那位阿姨笑着打哈:“这有什么,小区里的人早上都上班去了,就我们这些闲人喜欢在这溜达,没人会投诉你家的,哈哈……”等她发现自己说的话怪怪的一直站在原地后,束有已经礼貌打完招呼然后离开了。
其他人也没管这位独自尴尬的阿姨又纷纷议论起来。
“大热天这孩子怎么还穿着外套,不会被他妈打了有伤口吧?”
“倒不像,她刚刚不是帮她妈说话来着吗。”
“再说这么大一个孩子要是挨打怎么着也能躲开。”
“呵呵,总结,一家子神/经/病。
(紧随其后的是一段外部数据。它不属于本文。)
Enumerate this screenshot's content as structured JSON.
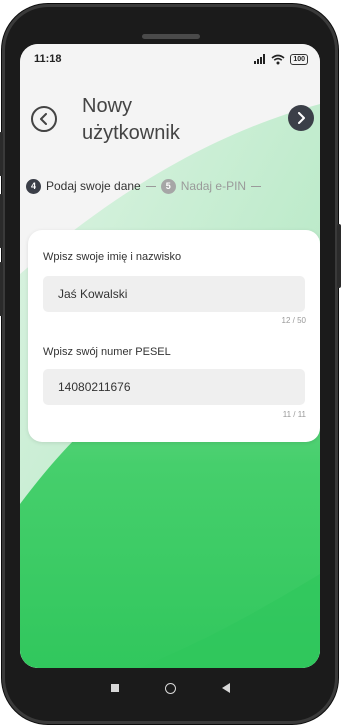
{
  "status_bar": {
    "time": "11:18",
    "battery": "100",
    "icons": [
      "signal-icon",
      "wifi-icon",
      "battery-icon"
    ]
  },
  "header": {
    "title_line1": "Nowy",
    "title_line2": "użytkownik",
    "back_icon": "chevron-left-icon",
    "next_icon": "chevron-right-icon"
  },
  "steps": [
    {
      "number": "4",
      "label": "Podaj swoje dane",
      "active": true
    },
    {
      "number": "5",
      "label": "Nadaj e-PIN",
      "active": false
    }
  ],
  "form": {
    "name": {
      "label": "Wpisz swoje imię i nazwisko",
      "value": "Jaś Kowalski",
      "counter": "12 / 50"
    },
    "pesel": {
      "label": "Wpisz swój numer PESEL",
      "value": "14080211676",
      "counter": "11 / 11"
    }
  },
  "colors": {
    "accent_dark": "#3b3f48",
    "green": "#3ecb64",
    "green_light": "#b9ecc6"
  },
  "nav_bar": [
    "recent-apps-icon",
    "home-icon",
    "back-icon"
  ]
}
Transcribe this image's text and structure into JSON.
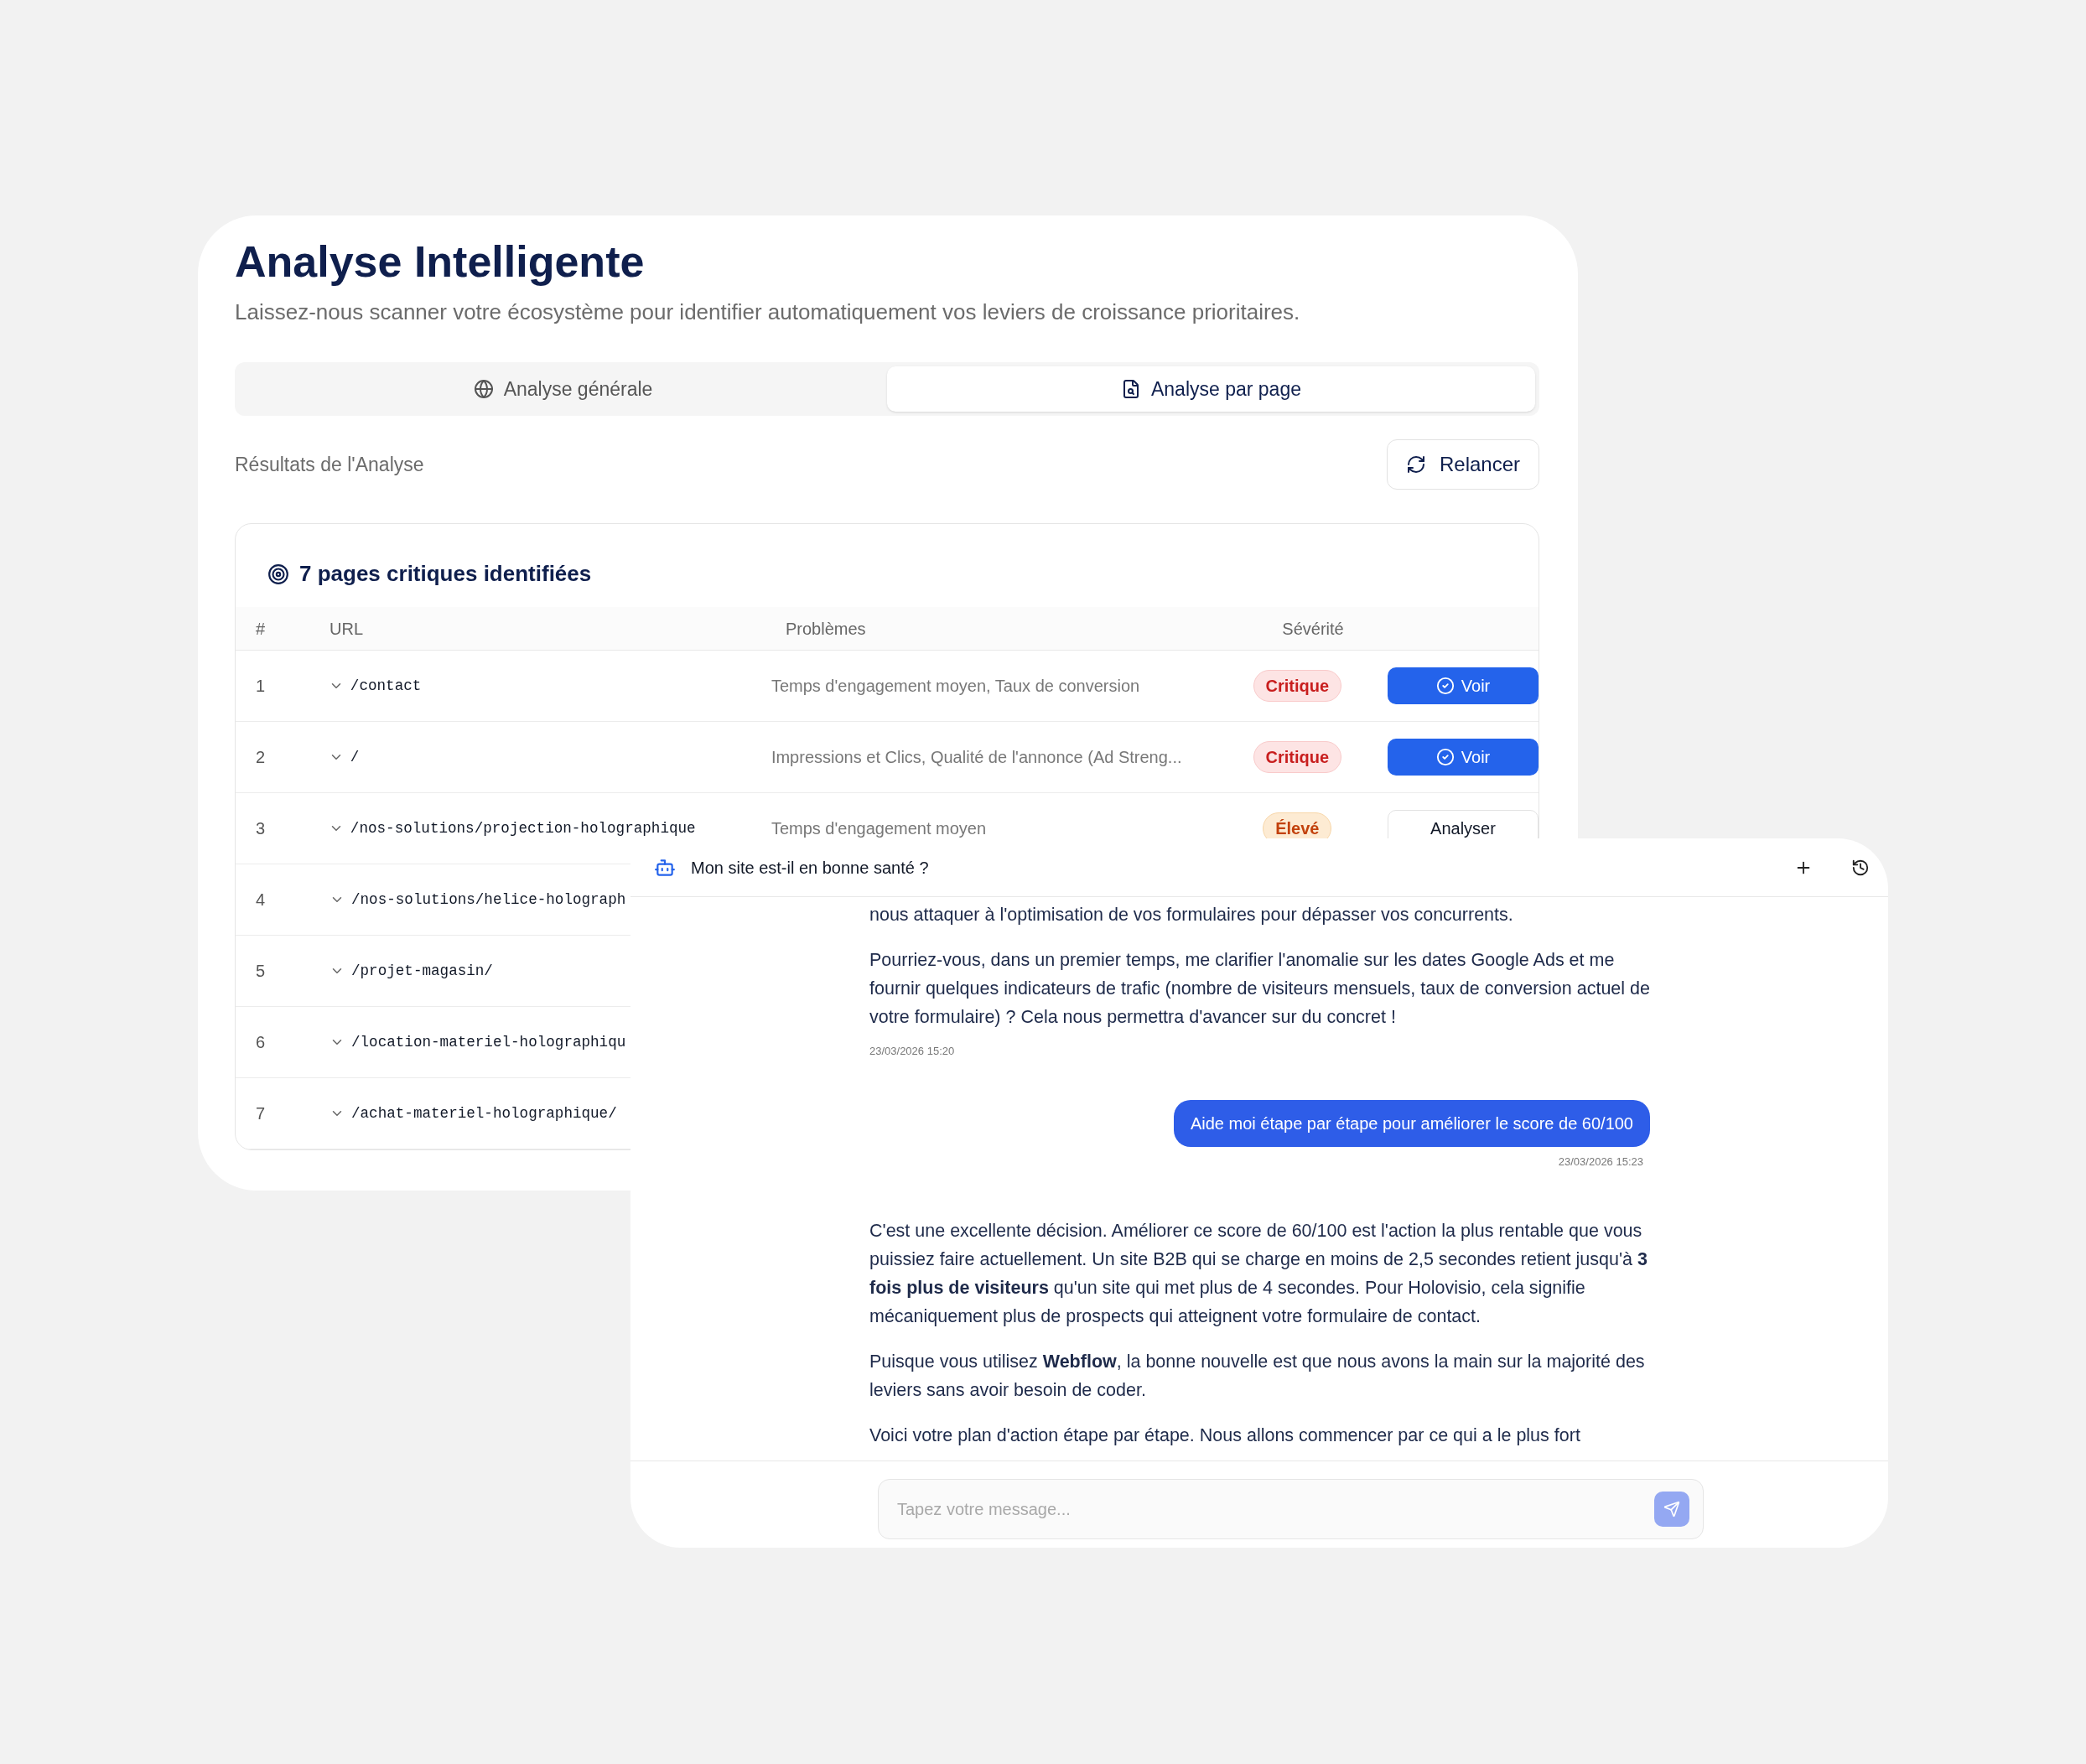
{
  "analysis_panel": {
    "title": "Analyse Intelligente",
    "subtitle": "Laissez-nous scanner votre écosystème pour identifier automatiquement vos leviers de croissance prioritaires.",
    "tabs": [
      {
        "label": "Analyse générale",
        "selected": false
      },
      {
        "label": "Analyse par page",
        "selected": true
      }
    ],
    "results_label": "Résultats de l'Analyse",
    "rerun_button": "Relancer",
    "card": {
      "heading": "7 pages critiques identifiées",
      "columns": [
        "#",
        "URL",
        "Problèmes",
        "Sévérité"
      ],
      "rows": [
        {
          "number": "1",
          "url": "/contact",
          "problems": "Temps d'engagement moyen, Taux de conversion",
          "severity": {
            "label": "Critique",
            "kind": "critical"
          },
          "action": {
            "label": "Voir",
            "kind": "view"
          }
        },
        {
          "number": "2",
          "url": "/",
          "problems": "Impressions et Clics, Qualité de l'annonce (Ad Streng...",
          "severity": {
            "label": "Critique",
            "kind": "critical"
          },
          "action": {
            "label": "Voir",
            "kind": "view"
          }
        },
        {
          "number": "3",
          "url": "/nos-solutions/projection-holographique",
          "problems": "Temps d'engagement moyen",
          "severity": {
            "label": "Élevé",
            "kind": "high"
          },
          "action": {
            "label": "Analyser",
            "kind": "analyze"
          }
        },
        {
          "number": "4",
          "url": "/nos-solutions/helice-holograph"
        },
        {
          "number": "5",
          "url": "/projet-magasin/"
        },
        {
          "number": "6",
          "url": "/location-materiel-holographiqu"
        },
        {
          "number": "7",
          "url": "/achat-materiel-holographique/"
        }
      ]
    }
  },
  "chat": {
    "title": "Mon site est-il en bonne santé ?",
    "messages": [
      {
        "kind": "assistant",
        "paragraphs": [
          "nous attaquer à l'optimisation de vos formulaires pour dépasser vos concurrents.",
          "Pourriez-vous, dans un premier temps, me clarifier l'anomalie sur les dates Google Ads et me fournir quelques indicateurs de trafic (nombre de visiteurs mensuels, taux de conversion actuel de votre formulaire) ? Cela nous permettra d'avancer sur du concret !"
        ],
        "time": "23/03/2026 15:20"
      },
      {
        "kind": "user",
        "paragraphs": [
          "Aide moi étape par étape pour améliorer le score de 60/100"
        ],
        "time": "23/03/2026 15:23"
      },
      {
        "kind": "assistant",
        "paragraphs": [
          "C'est une excellente décision. Améliorer ce score de 60/100 est l'action la plus rentable que vous puissiez faire actuellement. Un site B2B qui se charge en moins de 2,5 secondes retient jusqu'à **3 fois plus de visiteurs** qu'un site qui met plus de 4 secondes. Pour Holovisio, cela signifie mécaniquement plus de prospects qui atteignent votre formulaire de contact.",
          "Puisque vous utilisez **Webflow**, la bonne nouvelle est que nous avons la main sur la majorité des leviers sans avoir besoin de coder.",
          "Voici votre plan d'action étape par étape. Nous allons commencer par ce qui a le plus fort"
        ]
      }
    ],
    "input": {
      "placeholder": "Tapez votre message..."
    }
  }
}
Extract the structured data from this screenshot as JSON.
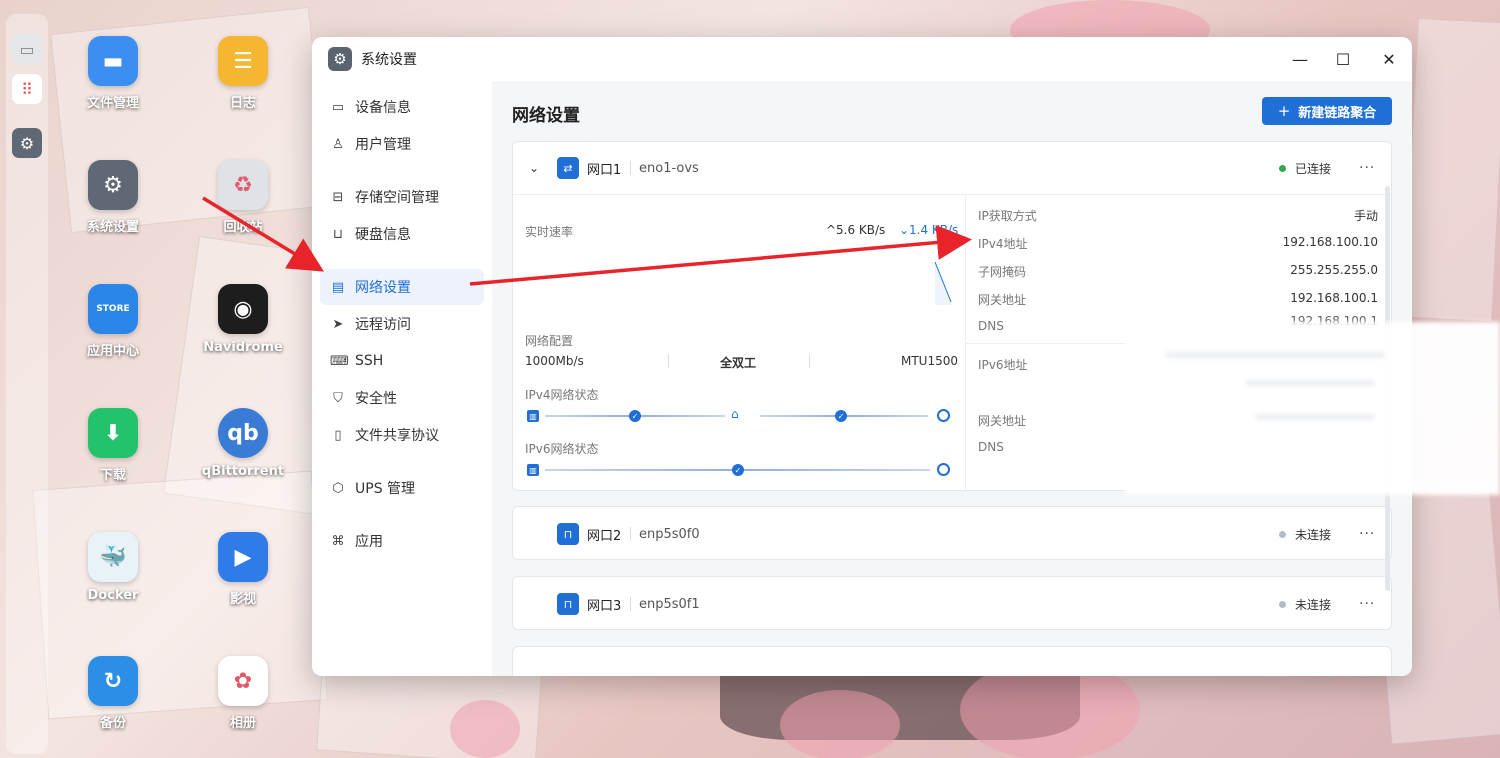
{
  "colors": {
    "accent": "#1f6fd6",
    "connected": "#2fa84f",
    "disconnected": "#b5bcc6",
    "arrow": "#e8232a"
  },
  "desktop": {
    "icons": [
      {
        "label": "文件管理",
        "icon": "folder-icon",
        "color": "#3b8ff0"
      },
      {
        "label": "日志",
        "icon": "log-icon",
        "color": "#f5b731"
      },
      {
        "label": "系统设置",
        "icon": "settings-icon",
        "color": "#5f6875"
      },
      {
        "label": "回收站",
        "icon": "recycle-icon",
        "color": "#dfe3e8"
      },
      {
        "label": "应用中心",
        "icon": "store-icon",
        "color": "#2b86e8"
      },
      {
        "label": "Navidrome",
        "icon": "vinyl-icon",
        "color": "#1d1d1d"
      },
      {
        "label": "下载",
        "icon": "download-icon",
        "color": "#22c36a"
      },
      {
        "label": "qBittorrent",
        "icon": "qbittorrent-icon",
        "color": "#3a7bd5"
      },
      {
        "label": "Docker",
        "icon": "docker-icon",
        "color": "#e9f2f7"
      },
      {
        "label": "影视",
        "icon": "video-icon",
        "color": "#2f7be8"
      },
      {
        "label": "备份",
        "icon": "backup-icon",
        "color": "#2b8fe8"
      },
      {
        "label": "相册",
        "icon": "photos-icon",
        "color": "#ffffff"
      }
    ],
    "store_text": "STORE",
    "qb_text": "qb"
  },
  "window": {
    "title": "系统设置",
    "controls": {
      "minimize": "—",
      "maximize": "☐",
      "close": "✕"
    }
  },
  "sidebar": {
    "items": [
      {
        "label": "设备信息",
        "icon": "device-info-icon",
        "glyph": "▭"
      },
      {
        "label": "用户管理",
        "icon": "user-icon",
        "glyph": "♙"
      },
      {
        "label": "存储空间管理",
        "icon": "storage-icon",
        "glyph": "⊟"
      },
      {
        "label": "硬盘信息",
        "icon": "disk-icon",
        "glyph": "⊔"
      },
      {
        "label": "网络设置",
        "icon": "network-icon",
        "glyph": "▤"
      },
      {
        "label": "远程访问",
        "icon": "remote-access-icon",
        "glyph": "➤"
      },
      {
        "label": "SSH",
        "icon": "ssh-icon",
        "glyph": "⌨"
      },
      {
        "label": "安全性",
        "icon": "shield-icon",
        "glyph": "⛉"
      },
      {
        "label": "文件共享协议",
        "icon": "file-share-icon",
        "glyph": "▯"
      },
      {
        "label": "UPS 管理",
        "icon": "ups-icon",
        "glyph": "⬡"
      },
      {
        "label": "应用",
        "icon": "apps-icon",
        "glyph": "⌘"
      }
    ],
    "active_label": "网络设置"
  },
  "main": {
    "title": "网络设置",
    "new_button": "新建链路聚合",
    "ports": [
      {
        "name": "网口1",
        "device": "eno1-ovs",
        "status": "已连接",
        "expanded": true,
        "speed_label": "实时速率",
        "upload": "5.6 KB/s",
        "download": "1.4 KB/s",
        "config_label": "网络配置",
        "link_speed": "1000Mb/s",
        "duplex": "全双工",
        "mtu": "MTU1500",
        "ipv4_status_label": "IPv4网络状态",
        "ipv6_status_label": "IPv6网络状态",
        "ip_method_label": "IP获取方式",
        "ip_method": "手动",
        "ipv4_label": "IPv4地址",
        "ipv4": "192.168.100.10",
        "mask_label": "子网掩码",
        "mask": "255.255.255.0",
        "gateway_label": "网关地址",
        "gateway": "192.168.100.1",
        "dns_label": "DNS",
        "dns_partial": "192.168.100.1",
        "ipv6_label": "IPv6地址",
        "gateway6_label": "网关地址",
        "dns6_label": "DNS"
      },
      {
        "name": "网口2",
        "device": "enp5s0f0",
        "status": "未连接",
        "expanded": false
      },
      {
        "name": "网口3",
        "device": "enp5s0f1",
        "status": "未连接",
        "expanded": false
      }
    ]
  }
}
”
“…………”
另一边束有已经瘫在了一处工厂建筑的阴影下,他的手撑在两边仰着头喘息,上半身只穿了一件白色背心,被汗水浸得深一片浅一片贴在腹部,隐约能看见勾勒出的起伏。
紧绷的脖子上是平整的下颚线,锁骨若隐若现连着着两条因拉扯而显现的美人筋,强撑着的手臂一丝不留地展现出说不上饱满的肌肉,但大开的双腿的长度和隔壁体育生不相上下,一整个湿漉漉的样子有种禁欲的美感。
先前的外套就搭在旁边的钢条上,也是一片狼藉。
缓了好一会,束有才坐直了身子开始喃喃自语:“还以为不会被认出来呢。”
似是在苦斗中放弃了挣扎,他又直接躺在了地上:“有点累。”
大脑越来越沉,紧接着他就闭上了眼睛。